Pitts’s thoughts about possible other theories aren’t necessarily an expression of Pitts’s theological commitments (whatever those may be). The reference to van Fraassen is a clue (and the fact that this stuff is published in a philosophy of science journal): Pitts is talking about the arguments between scientific realism and more empiricist philosophies of science which owe something to logical positivism, such as van Fraassen’s own constructive empiricism. He’s taking a middle position: the unobservable objects posited by theories are meaningful but we ought to be careful about how far we believe they are real (van Fraassen says we can have no grounds to do so, though, contra positivism, we can accept that our theories meaningfully make such claims about unobservables; realists say there are grounds for believing in unobservables). Craig appears to be quite a bit more of a realist about General Relativity than Pitts, or indeed than working physicists like Sean Carroll.
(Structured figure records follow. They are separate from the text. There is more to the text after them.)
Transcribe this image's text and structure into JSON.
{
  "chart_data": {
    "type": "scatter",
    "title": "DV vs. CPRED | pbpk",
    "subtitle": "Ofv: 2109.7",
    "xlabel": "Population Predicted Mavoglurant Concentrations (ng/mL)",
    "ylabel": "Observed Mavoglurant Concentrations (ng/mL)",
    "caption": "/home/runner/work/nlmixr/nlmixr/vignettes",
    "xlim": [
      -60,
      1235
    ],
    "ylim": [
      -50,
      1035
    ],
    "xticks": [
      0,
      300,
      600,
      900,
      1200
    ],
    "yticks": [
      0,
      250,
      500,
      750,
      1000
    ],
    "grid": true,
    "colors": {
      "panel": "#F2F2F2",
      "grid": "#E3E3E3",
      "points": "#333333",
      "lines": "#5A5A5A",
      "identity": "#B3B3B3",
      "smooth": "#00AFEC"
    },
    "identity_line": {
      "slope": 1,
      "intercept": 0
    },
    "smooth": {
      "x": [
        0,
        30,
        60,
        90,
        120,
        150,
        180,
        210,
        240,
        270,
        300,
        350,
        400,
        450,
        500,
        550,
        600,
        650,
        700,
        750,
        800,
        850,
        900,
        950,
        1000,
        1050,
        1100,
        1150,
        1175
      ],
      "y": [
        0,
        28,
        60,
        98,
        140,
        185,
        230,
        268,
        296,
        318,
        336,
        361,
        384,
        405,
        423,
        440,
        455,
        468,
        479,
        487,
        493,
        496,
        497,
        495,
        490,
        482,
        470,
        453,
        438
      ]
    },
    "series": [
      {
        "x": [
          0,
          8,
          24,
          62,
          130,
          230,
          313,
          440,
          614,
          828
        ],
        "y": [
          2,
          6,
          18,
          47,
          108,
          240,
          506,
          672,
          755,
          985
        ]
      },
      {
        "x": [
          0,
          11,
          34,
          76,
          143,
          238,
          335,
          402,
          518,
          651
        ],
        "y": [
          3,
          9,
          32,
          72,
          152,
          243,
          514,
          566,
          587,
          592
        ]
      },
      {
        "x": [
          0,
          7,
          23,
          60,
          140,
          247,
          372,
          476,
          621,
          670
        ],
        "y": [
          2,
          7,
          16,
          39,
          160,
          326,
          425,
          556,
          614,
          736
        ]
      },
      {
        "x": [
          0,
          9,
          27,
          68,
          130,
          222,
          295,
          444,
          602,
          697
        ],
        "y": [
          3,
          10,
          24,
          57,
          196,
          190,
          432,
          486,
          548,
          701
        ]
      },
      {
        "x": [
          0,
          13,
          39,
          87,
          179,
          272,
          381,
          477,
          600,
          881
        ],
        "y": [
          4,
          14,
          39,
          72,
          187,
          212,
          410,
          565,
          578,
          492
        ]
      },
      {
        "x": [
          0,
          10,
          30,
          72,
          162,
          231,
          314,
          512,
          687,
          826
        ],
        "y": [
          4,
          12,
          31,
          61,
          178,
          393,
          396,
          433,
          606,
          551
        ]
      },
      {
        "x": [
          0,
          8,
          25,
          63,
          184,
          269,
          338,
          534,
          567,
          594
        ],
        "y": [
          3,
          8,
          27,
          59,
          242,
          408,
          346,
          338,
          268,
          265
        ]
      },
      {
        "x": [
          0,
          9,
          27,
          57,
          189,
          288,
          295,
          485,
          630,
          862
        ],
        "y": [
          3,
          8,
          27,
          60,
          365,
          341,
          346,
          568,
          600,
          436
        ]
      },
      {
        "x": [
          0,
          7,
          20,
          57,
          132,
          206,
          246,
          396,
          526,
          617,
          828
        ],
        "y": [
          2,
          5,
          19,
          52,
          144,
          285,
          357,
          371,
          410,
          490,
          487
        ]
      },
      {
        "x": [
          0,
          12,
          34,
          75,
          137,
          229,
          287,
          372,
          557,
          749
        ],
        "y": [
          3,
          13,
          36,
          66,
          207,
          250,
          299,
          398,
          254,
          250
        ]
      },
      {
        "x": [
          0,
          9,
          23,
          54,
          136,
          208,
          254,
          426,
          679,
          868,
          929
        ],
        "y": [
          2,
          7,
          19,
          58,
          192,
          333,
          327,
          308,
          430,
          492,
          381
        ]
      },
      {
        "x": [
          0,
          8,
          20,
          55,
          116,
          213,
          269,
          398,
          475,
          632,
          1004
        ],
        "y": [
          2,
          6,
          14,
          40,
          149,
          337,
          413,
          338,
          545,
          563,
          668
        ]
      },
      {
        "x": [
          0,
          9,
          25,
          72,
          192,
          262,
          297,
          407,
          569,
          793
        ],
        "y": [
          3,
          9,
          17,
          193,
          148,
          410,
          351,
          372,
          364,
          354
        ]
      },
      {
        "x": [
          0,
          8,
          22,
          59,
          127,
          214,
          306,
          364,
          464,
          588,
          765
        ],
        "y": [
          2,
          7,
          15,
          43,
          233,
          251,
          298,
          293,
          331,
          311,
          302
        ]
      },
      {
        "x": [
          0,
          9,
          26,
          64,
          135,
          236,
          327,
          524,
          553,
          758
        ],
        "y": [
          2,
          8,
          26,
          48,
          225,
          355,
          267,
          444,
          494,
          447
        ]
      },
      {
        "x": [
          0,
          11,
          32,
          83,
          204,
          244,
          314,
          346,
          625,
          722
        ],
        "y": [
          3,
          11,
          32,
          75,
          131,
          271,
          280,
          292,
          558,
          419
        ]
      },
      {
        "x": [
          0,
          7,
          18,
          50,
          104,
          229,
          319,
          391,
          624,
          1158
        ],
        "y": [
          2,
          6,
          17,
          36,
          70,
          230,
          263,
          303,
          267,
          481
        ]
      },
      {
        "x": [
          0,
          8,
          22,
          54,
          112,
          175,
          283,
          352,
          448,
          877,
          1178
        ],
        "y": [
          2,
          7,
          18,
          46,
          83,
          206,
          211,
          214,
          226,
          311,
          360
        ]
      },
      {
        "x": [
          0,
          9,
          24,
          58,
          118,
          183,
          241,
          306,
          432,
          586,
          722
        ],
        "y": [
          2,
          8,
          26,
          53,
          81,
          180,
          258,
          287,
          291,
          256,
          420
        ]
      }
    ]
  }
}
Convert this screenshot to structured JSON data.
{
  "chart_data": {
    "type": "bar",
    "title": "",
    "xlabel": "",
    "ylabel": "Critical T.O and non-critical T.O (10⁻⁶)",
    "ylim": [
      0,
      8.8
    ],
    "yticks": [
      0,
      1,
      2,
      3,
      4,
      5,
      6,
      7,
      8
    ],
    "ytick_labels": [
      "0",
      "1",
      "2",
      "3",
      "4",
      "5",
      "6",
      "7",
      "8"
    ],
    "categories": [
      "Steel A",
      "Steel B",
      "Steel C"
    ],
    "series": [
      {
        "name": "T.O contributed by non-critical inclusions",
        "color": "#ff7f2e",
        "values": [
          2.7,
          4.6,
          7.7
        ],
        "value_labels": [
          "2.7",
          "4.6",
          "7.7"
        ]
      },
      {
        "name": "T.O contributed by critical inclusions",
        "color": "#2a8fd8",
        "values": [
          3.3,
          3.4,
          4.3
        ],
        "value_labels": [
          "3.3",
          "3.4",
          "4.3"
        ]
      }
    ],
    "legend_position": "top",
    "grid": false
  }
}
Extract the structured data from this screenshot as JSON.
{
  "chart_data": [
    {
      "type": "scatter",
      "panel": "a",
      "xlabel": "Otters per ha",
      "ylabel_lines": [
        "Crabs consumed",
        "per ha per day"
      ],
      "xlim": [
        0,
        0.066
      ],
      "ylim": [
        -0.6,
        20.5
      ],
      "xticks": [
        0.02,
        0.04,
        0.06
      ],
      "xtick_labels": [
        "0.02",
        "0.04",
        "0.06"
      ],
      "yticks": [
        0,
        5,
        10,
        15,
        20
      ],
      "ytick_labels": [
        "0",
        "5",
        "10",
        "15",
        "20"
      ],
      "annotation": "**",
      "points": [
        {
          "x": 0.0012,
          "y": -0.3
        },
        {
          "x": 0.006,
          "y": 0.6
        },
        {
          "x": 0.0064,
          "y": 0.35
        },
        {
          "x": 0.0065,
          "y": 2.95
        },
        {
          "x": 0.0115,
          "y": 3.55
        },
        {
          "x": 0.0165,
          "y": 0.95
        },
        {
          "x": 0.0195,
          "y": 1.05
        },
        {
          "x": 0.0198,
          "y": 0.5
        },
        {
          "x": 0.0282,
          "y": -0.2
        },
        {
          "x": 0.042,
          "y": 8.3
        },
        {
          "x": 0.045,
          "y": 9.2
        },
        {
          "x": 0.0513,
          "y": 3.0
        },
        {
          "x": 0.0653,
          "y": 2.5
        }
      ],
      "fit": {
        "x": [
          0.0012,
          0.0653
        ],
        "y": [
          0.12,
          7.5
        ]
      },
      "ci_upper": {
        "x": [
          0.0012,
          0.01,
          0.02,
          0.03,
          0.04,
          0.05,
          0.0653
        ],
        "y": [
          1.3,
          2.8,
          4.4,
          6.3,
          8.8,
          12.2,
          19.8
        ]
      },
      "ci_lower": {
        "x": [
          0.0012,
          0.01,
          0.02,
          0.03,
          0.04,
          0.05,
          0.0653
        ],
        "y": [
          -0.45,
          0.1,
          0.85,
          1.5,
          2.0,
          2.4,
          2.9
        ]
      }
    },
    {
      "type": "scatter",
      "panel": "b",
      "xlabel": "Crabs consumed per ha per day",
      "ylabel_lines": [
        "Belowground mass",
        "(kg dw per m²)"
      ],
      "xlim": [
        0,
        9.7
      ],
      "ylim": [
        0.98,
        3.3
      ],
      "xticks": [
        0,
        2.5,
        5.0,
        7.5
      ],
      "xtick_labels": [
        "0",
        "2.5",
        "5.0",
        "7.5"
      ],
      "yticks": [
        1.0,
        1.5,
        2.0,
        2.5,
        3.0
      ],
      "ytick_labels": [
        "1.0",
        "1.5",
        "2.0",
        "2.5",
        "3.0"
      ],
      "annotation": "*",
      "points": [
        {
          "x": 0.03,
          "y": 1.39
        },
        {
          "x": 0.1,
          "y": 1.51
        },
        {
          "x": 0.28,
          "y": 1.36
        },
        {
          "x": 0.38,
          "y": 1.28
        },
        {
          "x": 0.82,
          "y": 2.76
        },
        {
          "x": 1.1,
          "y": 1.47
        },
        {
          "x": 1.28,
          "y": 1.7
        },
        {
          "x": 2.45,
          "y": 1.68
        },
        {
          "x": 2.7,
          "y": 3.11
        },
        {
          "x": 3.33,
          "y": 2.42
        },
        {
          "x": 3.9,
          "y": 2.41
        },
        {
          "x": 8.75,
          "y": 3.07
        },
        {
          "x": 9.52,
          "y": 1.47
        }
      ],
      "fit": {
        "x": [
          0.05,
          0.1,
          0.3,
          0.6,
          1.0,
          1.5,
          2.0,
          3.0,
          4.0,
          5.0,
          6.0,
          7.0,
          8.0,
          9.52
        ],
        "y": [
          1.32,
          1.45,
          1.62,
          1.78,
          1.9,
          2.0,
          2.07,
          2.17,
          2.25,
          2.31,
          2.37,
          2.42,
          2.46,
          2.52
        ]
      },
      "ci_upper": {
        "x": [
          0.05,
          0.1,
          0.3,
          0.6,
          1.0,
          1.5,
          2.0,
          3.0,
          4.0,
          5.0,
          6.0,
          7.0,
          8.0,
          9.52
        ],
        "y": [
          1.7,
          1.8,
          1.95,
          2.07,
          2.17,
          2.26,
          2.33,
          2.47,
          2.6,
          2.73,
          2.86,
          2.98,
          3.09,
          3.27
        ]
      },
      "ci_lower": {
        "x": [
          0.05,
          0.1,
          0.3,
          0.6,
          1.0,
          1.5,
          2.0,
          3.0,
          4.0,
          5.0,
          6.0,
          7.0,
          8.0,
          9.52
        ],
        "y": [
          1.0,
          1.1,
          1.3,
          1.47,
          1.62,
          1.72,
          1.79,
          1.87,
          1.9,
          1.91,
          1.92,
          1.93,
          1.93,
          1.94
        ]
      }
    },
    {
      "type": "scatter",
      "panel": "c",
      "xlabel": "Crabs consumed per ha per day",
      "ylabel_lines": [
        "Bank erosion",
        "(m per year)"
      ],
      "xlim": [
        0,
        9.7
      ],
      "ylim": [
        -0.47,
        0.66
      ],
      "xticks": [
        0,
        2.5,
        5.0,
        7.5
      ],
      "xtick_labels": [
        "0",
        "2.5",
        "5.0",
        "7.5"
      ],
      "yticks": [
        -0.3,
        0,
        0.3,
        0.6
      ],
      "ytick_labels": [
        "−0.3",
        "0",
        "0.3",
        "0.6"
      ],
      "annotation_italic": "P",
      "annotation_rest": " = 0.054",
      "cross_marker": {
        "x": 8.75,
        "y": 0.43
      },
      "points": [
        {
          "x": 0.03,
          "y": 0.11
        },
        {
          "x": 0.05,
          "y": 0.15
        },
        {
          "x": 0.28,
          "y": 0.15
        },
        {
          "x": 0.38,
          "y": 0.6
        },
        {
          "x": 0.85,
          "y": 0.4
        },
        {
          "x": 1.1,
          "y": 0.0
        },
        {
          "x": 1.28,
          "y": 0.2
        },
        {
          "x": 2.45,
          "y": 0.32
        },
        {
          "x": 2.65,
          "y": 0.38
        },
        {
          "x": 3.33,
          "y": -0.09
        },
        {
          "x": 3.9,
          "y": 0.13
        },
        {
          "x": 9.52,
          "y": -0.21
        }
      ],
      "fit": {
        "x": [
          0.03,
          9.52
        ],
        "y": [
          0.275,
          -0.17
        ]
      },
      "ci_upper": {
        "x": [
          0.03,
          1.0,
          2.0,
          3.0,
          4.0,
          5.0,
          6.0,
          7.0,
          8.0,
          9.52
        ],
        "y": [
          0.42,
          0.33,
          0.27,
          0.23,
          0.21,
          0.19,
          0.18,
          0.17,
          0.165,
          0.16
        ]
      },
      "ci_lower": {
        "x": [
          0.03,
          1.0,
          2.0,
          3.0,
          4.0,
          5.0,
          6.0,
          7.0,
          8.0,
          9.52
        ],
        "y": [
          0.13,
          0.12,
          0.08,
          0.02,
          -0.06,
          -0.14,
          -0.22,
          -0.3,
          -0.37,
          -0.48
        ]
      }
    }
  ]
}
The references to Bach-Weyl and so on are waved away (I’m no expert, but I think in that specific case, rightly, since as far as I can tell Pitts is talking about an early, failed attempt at a unified theory of gravity and electromagnetism), but the possibility of a theory which does not give lengths (durations) to curves should worry Craig, unless he is completely committed to GR. What does it mean to say “the Universe began to exist” on such a theory, or if the universe looks like Carroll thinks it does? Dennett: “What Professor Craig does, brilliantly and with a wonderful enthusiasm, is he takes our everyday intuitions—our gut feelings about what’s plausible, what’s counterintuitive, what couldn’t possibly be true—and he cantilevers them out into territory where they’ve never been tested, in cosmology where whatever the truth is, it’s mindboggling.” (thanks to Daniel Fincke for that one).